Step 2- Add the remaining warm water, honey, oil, egg, milk, potato flakes, whole wheat flour into the mixing bowl. Mix at low speed until smooth. Add the bread flour 1 cup at a time until a soft shaggy dough that just clears the sides of the bowl is formed. (You may need to use more or less flour) On medium speed, knead dough for about 4 minutes. The dough will be a soft, slightly sticky ball that slaps the sides of the bowl clean.
Step 3- Turn the dough out on a lightly floured surface. Knead the dough until it is firm and springy (less than a minute for machine mixed dough). Use just enough flour to keep from sticking or the dough will be too dry.
Step 4- Place the dough ball into a large greased deep bowl, turn to grease all sides of dough ball. Cover loosely with plastic wrap. Let rise in an oven on proof setting (90- 00º) until it has doubled in bulk, about 2 hours. Add a loaf pan filled with boiling water to the oven while dough is proofing to provide moisture.
Step 5- Spray two 8.5 x 4.5-inch loaf pans lightly with spray oil. Remove the dough from the bowl and divide into 2 equal portions. Shape dough into loaves and place in pans. Cover with plastic wrap and let rise again until they have doubled in size and are 1-inch over the rim of the pan. About 45 minutes to an hour in the oven on proof setting, or overnight in the refrigerator.

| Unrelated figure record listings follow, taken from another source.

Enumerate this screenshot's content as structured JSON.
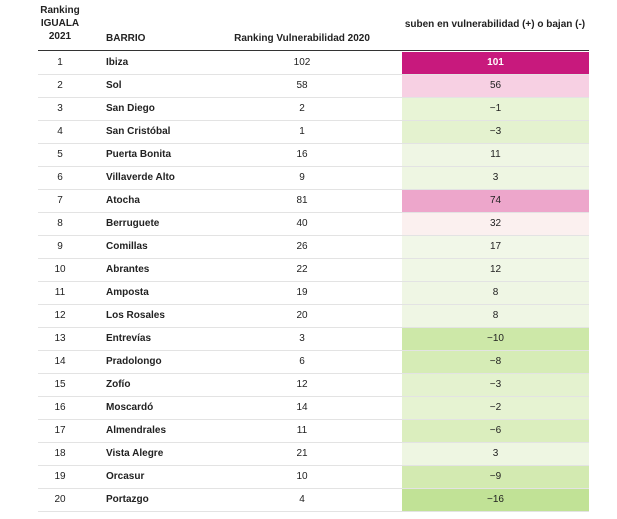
{
  "headers": {
    "rank": "Ranking IGUALA 2021",
    "barrio": "BARRIO",
    "ranking_2020": "Ranking Vulnerabilidad 2020",
    "change": "suben en vulnerabilidad (+) o bajan (-)"
  },
  "chart_data": {
    "type": "table",
    "columns": [
      "Ranking IGUALA 2021",
      "BARRIO",
      "Ranking Vulnerabilidad 2020",
      "suben en vulnerabilidad (+) o bajan (-)"
    ],
    "rows": [
      {
        "rank": "1",
        "barrio": "Ibiza",
        "ranking_2020": "102",
        "change": "101",
        "color": "#c8197d"
      },
      {
        "rank": "2",
        "barrio": "Sol",
        "ranking_2020": "58",
        "change": "56",
        "color": "#f7d0e3"
      },
      {
        "rank": "3",
        "barrio": "San Diego",
        "ranking_2020": "2",
        "change": "-1",
        "color": "#e8f4d6"
      },
      {
        "rank": "4",
        "barrio": "San Cristóbal",
        "ranking_2020": "1",
        "change": "-3",
        "color": "#e4f2cf"
      },
      {
        "rank": "5",
        "barrio": "Puerta Bonita",
        "ranking_2020": "16",
        "change": "11",
        "color": "#eff6e4"
      },
      {
        "rank": "6",
        "barrio": "Villaverde Alto",
        "ranking_2020": "9",
        "change": "3",
        "color": "#eef6e2"
      },
      {
        "rank": "7",
        "barrio": "Atocha",
        "ranking_2020": "81",
        "change": "74",
        "color": "#eda6cb"
      },
      {
        "rank": "8",
        "barrio": "Berruguete",
        "ranking_2020": "40",
        "change": "32",
        "color": "#fbf0ef"
      },
      {
        "rank": "9",
        "barrio": "Comillas",
        "ranking_2020": "26",
        "change": "17",
        "color": "#f1f7e8"
      },
      {
        "rank": "10",
        "barrio": "Abrantes",
        "ranking_2020": "22",
        "change": "12",
        "color": "#f0f7e6"
      },
      {
        "rank": "11",
        "barrio": "Amposta",
        "ranking_2020": "19",
        "change": "8",
        "color": "#eff6e4"
      },
      {
        "rank": "12",
        "barrio": "Los Rosales",
        "ranking_2020": "20",
        "change": "8",
        "color": "#eff6e4"
      },
      {
        "rank": "13",
        "barrio": "Entrevías",
        "ranking_2020": "3",
        "change": "-10",
        "color": "#cde8a8"
      },
      {
        "rank": "14",
        "barrio": "Pradolongo",
        "ranking_2020": "6",
        "change": "-8",
        "color": "#d6ecb6"
      },
      {
        "rank": "15",
        "barrio": "Zofío",
        "ranking_2020": "12",
        "change": "-3",
        "color": "#e4f2cf"
      },
      {
        "rank": "16",
        "barrio": "Moscardó",
        "ranking_2020": "14",
        "change": "-2",
        "color": "#e6f3d2"
      },
      {
        "rank": "17",
        "barrio": "Almendrales",
        "ranking_2020": "11",
        "change": "-6",
        "color": "#dbeebe"
      },
      {
        "rank": "18",
        "barrio": "Vista Alegre",
        "ranking_2020": "21",
        "change": "3",
        "color": "#eef6e2"
      },
      {
        "rank": "19",
        "barrio": "Orcasur",
        "ranking_2020": "10",
        "change": "-9",
        "color": "#d3eab1"
      },
      {
        "rank": "20",
        "barrio": "Portazgo",
        "ranking_2020": "4",
        "change": "-16",
        "color": "#c1e296"
      }
    ]
  }
}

Step 6 Preheat oven to 350º. Score the tops of the loaves and brush tops with an egg wash. Bake for 20 minutes then rotate pans, continue to bake until the loaves are done. About 10- 15 minutes more. Loaves are done when tops are a deep golden brown and the internal temperature is at least 185º. The sides and bottom should be light golden brown. Cool at least an hour before slicing.